THE FILL UP

I was filling up with water and light,
our feet on the sidewalk,
a gentle mist hanging from the bulb of each streetlight.

You told me you were not going to stay
and I held your face in my hands.

Even the memory now shines in me.
Odd that this feeling should live in my anatomical heart.

I was always so certain.
Did you mistake my readiness
for a lack of depth?
I felt as though I'd always known.

That time in the bar: jukebox light warming the brick,
the indifference as I sat at your table.
If only I could drink gin forever.

And it was fine; I could picture your dog
Rolling on the grass in Ithaca,
until I found out you were moving to Brooklyn after all.




DREAM SONG

I polished off the liqueur and went up on the roof to play you a dream song. I watched the sky turn a cathode array of color, the way it touched the silver painted black top, the way the water towers and tops of trees were cut from it like black construction paper. I think you would have liked it. The way one star hung from another as on a noose.
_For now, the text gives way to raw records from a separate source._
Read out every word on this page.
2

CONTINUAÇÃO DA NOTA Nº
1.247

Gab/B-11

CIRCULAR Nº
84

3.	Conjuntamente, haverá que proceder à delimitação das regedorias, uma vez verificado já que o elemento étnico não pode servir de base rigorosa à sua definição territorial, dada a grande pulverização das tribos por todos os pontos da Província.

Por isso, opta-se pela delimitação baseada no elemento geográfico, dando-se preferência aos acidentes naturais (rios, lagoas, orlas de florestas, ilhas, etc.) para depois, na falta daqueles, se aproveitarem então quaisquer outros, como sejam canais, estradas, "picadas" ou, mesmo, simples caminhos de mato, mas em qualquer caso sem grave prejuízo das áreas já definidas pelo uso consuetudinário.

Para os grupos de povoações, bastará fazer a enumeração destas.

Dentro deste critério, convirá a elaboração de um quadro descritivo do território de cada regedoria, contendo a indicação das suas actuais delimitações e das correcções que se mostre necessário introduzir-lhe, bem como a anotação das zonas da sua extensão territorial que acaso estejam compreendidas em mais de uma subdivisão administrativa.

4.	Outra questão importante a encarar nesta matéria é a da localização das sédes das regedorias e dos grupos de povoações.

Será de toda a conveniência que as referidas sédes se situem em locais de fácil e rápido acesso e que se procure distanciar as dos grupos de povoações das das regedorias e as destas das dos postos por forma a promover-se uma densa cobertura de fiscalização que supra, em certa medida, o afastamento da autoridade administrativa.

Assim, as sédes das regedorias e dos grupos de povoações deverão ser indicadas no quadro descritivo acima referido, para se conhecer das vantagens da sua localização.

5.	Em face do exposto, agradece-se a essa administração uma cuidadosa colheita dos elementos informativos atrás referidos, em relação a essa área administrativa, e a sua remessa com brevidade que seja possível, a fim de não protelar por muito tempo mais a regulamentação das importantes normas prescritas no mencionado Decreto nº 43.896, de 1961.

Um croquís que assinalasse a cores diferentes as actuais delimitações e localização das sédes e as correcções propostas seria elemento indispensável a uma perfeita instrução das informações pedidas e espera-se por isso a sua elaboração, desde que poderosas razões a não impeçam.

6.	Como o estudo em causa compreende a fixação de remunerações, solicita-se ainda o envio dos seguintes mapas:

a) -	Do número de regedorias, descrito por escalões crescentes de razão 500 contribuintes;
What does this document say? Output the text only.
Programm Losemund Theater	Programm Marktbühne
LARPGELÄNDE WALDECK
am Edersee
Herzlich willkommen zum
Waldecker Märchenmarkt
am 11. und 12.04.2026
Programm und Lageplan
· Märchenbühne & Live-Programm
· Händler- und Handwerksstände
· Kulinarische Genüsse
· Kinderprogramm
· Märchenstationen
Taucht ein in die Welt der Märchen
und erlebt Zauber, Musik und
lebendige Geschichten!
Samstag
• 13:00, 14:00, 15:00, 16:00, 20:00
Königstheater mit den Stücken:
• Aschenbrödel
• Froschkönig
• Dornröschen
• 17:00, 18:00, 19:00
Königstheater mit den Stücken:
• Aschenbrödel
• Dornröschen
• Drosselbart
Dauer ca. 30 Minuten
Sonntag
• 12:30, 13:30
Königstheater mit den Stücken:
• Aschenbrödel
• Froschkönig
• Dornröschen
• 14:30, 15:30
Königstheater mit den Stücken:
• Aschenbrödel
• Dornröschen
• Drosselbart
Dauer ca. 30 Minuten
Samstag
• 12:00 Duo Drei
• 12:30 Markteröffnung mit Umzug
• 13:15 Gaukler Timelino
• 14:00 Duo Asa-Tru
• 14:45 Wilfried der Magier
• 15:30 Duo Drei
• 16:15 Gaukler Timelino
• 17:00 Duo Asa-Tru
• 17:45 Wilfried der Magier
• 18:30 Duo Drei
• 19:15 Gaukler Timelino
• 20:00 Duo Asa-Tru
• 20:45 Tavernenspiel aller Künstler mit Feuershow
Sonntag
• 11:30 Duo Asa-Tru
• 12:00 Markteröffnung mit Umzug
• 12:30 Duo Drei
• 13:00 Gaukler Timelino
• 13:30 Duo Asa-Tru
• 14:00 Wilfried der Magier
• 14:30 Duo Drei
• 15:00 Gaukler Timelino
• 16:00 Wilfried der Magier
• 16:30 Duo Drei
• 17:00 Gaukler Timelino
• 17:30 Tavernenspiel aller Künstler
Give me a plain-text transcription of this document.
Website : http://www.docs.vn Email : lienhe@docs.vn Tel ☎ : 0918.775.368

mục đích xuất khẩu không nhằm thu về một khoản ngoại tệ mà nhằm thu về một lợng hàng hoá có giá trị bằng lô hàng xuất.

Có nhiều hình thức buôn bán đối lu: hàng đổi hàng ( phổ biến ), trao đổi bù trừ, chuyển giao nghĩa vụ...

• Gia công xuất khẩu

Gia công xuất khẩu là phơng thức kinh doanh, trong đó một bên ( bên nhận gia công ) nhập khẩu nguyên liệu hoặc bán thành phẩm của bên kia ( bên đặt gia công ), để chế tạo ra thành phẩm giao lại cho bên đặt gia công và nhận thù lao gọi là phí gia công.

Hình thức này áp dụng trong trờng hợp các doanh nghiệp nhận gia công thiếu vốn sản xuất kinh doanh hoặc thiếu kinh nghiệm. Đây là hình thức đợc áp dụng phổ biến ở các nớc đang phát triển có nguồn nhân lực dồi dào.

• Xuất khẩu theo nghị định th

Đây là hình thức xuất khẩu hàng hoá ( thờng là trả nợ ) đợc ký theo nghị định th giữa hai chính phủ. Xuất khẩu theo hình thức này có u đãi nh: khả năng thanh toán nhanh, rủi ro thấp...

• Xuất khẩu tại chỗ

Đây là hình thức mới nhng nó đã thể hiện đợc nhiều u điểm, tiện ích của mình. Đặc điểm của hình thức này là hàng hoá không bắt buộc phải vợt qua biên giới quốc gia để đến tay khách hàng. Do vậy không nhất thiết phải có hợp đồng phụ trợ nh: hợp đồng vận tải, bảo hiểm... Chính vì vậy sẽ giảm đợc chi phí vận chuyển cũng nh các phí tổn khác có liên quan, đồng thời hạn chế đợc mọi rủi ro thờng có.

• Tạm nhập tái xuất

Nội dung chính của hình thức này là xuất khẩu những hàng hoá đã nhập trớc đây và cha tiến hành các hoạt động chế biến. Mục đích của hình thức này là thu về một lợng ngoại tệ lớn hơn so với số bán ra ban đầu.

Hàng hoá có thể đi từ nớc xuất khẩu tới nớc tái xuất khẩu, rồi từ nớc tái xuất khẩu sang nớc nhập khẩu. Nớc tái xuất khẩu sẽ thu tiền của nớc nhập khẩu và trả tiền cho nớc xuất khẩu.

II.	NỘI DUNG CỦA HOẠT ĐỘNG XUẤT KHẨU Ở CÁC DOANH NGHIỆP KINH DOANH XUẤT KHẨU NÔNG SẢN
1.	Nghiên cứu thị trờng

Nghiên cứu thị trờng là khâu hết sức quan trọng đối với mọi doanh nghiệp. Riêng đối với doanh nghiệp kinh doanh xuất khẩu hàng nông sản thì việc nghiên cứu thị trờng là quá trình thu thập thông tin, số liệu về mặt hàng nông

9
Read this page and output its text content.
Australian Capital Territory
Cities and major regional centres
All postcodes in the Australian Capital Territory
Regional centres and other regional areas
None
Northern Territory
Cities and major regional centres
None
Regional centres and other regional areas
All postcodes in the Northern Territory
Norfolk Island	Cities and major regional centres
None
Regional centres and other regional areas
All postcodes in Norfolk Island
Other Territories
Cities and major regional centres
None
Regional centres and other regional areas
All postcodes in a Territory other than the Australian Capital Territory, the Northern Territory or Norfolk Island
I can't remember the words I sang but I don't think you will either.




GET ON, SKILLMAN!

Get on Skillman.

See that there are too many lights on Skillman.

Think that the problem with Skillman is too many lights, although, other wise it's pretty nice.

Consider living here.

Like the coldness of the morning; the energy of the morning.

Hope that there is more money than you think there is in your checking account, like finding an old Chapstick in the pocket of a winter coat.

Hello friend.

Ride towards the bridge.

Consider living under the bridge.

There are some good industrial buildings under the bridge.

Ride over the bridge.

Look down and see yourself four months ago, before the broken clavicle, on a skateboard riding down the street between the subsidized housing blocks.

See the sign for luxury apartments on top of the building made out of luxury apartments.

Consider living on Roosevelt Island in a luxury apartment.

Decide not to.

Look at the rooftops from above.

Remember the kiss last night as warm and wet and without context.

Hope that you put both your hands up and said "no" softly enough.

Happy for the bed you woke up in.

Don't think about anything as you flow with traffic.

See the girl in the sweatshirt.

Think about the body of the girl in the sweatshirt.

Think about the John Ford movie.

Realize why you were thinking about the John Ford movie.




WHEN THE BROOKLYN BOYS BEGIN

Slicing oranges and listening to
the song from the speakers
about the U.S. taking Berlin
I felt shell-like, with lust, with
sticky citrus juice on my shell.

Latter thinking about baseball:
cultic, a sˇance in nine parts,
or eighteen, depending
on how
you're counting.




ELVIS

The feeling in my back begins to return.
It is not a pleasant sensation.
I remind myself to change positions on the couch.
I wish there was someone else in my apartment
and I had something ineluctable to do.

Outside the light is pouring down on everything indiscriminately.
The gossamer curtains move slightly in the breeze from the open window.
By crushing the pills, mixing them with water, and then pouring the solution through a coffee filter you can extract the acetaminophen.

I want a dog, or a beer, or a girlfriend, or the drive to work on my painting, guitar, writing, skateboarding, collage, etc.

The residue in the coffee filter is a sticky white paste that resembles Spackle.

My laptop is on the wicker coffee table next to three old glasses,
a coffee cup with coffee sediment in the bottom,
and an array of magazines, books, and useless papers.

Everything looks covered in cigarette ash,
although the cigarette ash is mostly in the ashtray.

When you drink the water
you can feel your mouth go numb pretty much immediately.
The view from the window is limited:
a brick wall, a fire escape, a tree, and some sort of industrial looking water tower,

But the light falls on everything.
And elsewhere, elsewhere is occurring.
and a truck passes by, and Jesus doesn't come into my heart,
and from the speakers Elvis keeps singing about the ghetto.